As for getting crude overseas, the Port of Corpus Christi (POCC) was the first Texas facility to embrace exports. Until then the vast majority of Gulf Coast pipelines terminated along the Houston-Baytown-Beaumont corridor because of their high concentration of refineries making gasoline, diesel, and other fuels and products for the domestic market. While there are few refining options at POCC, the exports opportunities are growing rapidly. The port currently is the jumping-off spot for 60 percent of U.S. crude exports.
This POCC expansion began in 2019, Brady said, when several pipelines to the port began delivering oil to the port. And, as crude carriers get larger—the current champion is the VLCC class (very large crude carrier) that holds two million barrels—their draw gets deeper. Ports must adapt, or do a sort of daisy chain process where a smaller ship is loaded several times, then sails a short distance to transfer its load to the larger ship, a process that can take days.
VLCCs draw 75, a depth only currently available at the Louisiana Offshore Oil Port (LOOP), located offshore from Grande Isle, La. POCC and Houston have deepened their bays but not enough to fully load a VLCC.
Sailing Off in All Directions
With the war in Ukraine and the resulting boycotts of Russian oil, Brady pointed out that “increasingly, a lot of it’s going to Europe. That’s been a big shift this year.” In 2021, the United States sent 1-1.2 million barrels per day to Europe. “Now we’re seeing it approaching 1.7 million barrels per day,” he observed.
The next biggest destination is Asia, although shipments to India have dropped since February. That nation has taken advantage of sanctions, as Russia has shifted to selling its boycotted oil at a discount to whoever will still take it—and that includes India.

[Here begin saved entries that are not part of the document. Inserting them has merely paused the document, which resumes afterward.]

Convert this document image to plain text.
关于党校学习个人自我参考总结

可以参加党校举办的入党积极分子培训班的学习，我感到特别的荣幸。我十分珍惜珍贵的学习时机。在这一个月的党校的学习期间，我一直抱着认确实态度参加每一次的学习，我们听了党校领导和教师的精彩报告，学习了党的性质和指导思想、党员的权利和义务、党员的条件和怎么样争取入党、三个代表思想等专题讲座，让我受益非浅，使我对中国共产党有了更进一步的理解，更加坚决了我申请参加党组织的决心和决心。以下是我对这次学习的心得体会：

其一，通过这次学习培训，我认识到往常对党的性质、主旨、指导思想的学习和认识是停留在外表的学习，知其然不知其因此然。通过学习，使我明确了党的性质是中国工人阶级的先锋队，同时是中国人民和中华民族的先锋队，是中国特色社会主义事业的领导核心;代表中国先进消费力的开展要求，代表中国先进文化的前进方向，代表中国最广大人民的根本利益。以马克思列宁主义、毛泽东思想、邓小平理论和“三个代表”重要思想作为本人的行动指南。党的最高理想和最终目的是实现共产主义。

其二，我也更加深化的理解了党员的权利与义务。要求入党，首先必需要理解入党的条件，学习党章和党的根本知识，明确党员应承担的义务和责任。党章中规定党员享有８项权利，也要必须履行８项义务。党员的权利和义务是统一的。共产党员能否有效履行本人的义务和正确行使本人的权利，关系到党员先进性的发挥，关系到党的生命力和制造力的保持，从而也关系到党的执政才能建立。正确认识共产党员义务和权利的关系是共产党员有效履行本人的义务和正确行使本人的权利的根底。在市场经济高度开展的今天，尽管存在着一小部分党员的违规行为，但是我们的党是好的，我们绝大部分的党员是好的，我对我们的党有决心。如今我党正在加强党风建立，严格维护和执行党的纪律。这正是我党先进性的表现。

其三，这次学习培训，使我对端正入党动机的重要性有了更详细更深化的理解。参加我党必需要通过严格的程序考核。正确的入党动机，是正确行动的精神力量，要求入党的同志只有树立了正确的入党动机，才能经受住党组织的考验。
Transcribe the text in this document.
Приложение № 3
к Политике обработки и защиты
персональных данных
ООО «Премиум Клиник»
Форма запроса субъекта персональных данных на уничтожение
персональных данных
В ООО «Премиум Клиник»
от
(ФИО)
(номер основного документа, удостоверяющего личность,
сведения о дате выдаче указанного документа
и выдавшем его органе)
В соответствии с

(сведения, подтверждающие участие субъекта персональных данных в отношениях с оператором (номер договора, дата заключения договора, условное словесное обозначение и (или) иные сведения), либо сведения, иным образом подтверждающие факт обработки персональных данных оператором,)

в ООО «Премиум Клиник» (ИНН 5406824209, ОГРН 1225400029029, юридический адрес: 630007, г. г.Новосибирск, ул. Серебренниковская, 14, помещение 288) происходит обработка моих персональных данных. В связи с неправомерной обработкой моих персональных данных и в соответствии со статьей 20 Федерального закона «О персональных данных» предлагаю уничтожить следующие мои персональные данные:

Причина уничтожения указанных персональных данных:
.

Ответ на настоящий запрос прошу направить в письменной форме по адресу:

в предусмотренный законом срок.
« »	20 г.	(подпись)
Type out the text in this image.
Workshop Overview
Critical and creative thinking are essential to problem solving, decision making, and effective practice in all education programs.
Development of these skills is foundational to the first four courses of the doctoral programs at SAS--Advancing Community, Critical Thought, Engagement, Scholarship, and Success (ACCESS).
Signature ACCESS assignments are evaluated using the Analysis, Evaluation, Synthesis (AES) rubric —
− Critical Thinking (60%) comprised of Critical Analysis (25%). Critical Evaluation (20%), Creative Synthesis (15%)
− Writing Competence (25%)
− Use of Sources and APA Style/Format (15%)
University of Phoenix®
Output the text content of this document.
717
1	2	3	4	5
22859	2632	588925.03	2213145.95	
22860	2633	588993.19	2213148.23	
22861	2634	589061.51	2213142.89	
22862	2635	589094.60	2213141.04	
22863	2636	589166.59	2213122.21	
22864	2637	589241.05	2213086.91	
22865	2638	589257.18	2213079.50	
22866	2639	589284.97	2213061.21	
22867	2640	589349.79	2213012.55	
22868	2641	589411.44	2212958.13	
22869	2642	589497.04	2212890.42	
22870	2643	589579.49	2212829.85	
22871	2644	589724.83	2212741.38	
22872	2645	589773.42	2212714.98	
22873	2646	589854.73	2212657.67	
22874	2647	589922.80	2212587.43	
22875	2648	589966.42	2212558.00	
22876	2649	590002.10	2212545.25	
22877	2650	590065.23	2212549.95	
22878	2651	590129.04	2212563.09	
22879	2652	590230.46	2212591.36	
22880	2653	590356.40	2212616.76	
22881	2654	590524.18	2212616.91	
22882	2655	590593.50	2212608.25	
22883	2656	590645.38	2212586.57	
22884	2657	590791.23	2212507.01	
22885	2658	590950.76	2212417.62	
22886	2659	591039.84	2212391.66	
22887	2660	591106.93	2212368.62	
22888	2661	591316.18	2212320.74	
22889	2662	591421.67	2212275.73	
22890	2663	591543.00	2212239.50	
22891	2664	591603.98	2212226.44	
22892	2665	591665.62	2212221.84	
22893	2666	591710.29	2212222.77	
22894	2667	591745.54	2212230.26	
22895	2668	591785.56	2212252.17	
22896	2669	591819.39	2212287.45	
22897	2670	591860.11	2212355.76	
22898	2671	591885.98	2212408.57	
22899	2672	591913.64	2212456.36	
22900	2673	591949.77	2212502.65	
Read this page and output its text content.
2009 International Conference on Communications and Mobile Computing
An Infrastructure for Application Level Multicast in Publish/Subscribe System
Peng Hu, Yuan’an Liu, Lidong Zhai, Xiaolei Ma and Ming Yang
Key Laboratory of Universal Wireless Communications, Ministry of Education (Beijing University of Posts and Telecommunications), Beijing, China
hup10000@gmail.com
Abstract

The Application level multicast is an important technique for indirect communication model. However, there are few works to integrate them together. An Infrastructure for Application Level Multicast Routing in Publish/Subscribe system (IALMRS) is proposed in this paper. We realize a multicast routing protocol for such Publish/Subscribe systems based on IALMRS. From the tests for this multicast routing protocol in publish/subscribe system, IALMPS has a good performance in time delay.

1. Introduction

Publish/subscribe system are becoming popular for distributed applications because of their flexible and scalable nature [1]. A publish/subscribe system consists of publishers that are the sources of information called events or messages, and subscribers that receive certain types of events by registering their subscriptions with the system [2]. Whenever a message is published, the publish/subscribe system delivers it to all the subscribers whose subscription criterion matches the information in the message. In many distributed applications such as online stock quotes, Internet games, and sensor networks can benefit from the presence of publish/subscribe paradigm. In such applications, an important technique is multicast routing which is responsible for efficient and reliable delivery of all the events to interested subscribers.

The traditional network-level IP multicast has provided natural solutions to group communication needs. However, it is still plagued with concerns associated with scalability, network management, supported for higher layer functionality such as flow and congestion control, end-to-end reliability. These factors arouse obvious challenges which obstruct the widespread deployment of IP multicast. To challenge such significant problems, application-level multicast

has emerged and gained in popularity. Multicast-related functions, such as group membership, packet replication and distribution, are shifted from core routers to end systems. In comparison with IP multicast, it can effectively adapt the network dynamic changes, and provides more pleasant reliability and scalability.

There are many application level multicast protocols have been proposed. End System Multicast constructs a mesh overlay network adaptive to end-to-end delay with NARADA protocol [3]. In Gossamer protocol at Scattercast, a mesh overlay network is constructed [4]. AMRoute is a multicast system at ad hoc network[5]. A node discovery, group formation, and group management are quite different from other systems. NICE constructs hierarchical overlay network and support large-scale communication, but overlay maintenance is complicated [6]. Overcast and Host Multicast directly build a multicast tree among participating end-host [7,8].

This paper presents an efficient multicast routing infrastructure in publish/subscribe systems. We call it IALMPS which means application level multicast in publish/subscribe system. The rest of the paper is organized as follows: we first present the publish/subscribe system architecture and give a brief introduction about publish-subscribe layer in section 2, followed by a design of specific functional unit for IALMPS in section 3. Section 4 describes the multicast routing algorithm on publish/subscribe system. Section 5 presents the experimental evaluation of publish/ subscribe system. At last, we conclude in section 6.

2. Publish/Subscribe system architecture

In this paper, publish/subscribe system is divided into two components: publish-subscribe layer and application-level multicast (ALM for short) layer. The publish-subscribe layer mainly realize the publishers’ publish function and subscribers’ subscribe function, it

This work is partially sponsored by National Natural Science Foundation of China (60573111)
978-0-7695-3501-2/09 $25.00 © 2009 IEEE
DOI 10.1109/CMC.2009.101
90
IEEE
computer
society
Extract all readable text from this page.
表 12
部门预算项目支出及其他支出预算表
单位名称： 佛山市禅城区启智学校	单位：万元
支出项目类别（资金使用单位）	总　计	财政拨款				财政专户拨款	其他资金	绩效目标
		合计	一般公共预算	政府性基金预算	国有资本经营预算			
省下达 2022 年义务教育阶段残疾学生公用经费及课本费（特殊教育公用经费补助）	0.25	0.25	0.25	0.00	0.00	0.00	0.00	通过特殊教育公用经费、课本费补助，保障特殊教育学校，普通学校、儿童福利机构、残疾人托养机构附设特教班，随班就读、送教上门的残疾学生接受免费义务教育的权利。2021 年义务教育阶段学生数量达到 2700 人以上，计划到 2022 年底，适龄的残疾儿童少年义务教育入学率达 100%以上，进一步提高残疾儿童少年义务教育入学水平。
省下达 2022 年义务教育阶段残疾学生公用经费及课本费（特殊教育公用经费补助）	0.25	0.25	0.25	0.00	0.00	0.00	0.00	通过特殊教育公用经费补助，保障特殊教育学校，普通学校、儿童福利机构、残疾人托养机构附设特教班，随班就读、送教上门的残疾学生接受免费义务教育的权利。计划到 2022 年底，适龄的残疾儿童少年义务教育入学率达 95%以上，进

Still the U.S. exports about 1.5 million barrels a day across the International Date Line, mainly to South Korea, Singapore, India, and Taiwan. For LNG, the EIA reports that 39.5 percent of U.S. exports go to Europe, with the East Asia/Pacific region coming second at 34.1 percent.
Exporting the Future
For Brady, the future of exports from the Permian and elsewhere in the United States hinges on two questions: “Is production going to continue to grow? It’s been a little bit bumpy since the COVID collapse in 2020. U.S. production peaked at 13 million barrels per day right before the pandemic started and now it’s bumping up to around 12 million.” Which is still less than before. For U.S. exports to grow, production must continue to provide enough supply to export. “The Permian is recovering faster than other basins,” he observed.
“The other question is, what is going to happen to these SPR releases?” Those releases have averaged nearly a million barrels per day at times. As previously noted, that much oil added to the supply provides margin for exports.
“Will they be continued or renewed? They’re supposed to taper this quarter, but the administration could announce another round,” he said.
As stated, Congress reopened U.S. oil to export in Q4 2015, overturning that section of the 1975-enacted Energy Policy and Conservation Act, which had been a response to the events following the Arab oil embargo of two years earlier. Some in Congress are suggesting a return to pre-2015 restrictions, again in response to price rises resulting from production losses out of OPEC+. But, as Brady noted, oil markets are even more internationalized now than they were in the 1970s, so discontinuing exports would not likely disconnect U.S. oil from price increases related to overseas production cuts.
As one of the most prolific basins in the world, the Permian Basin is poised to be a significant force in oil, gas, and NGLs for both domestic use and export for the foreseeable future.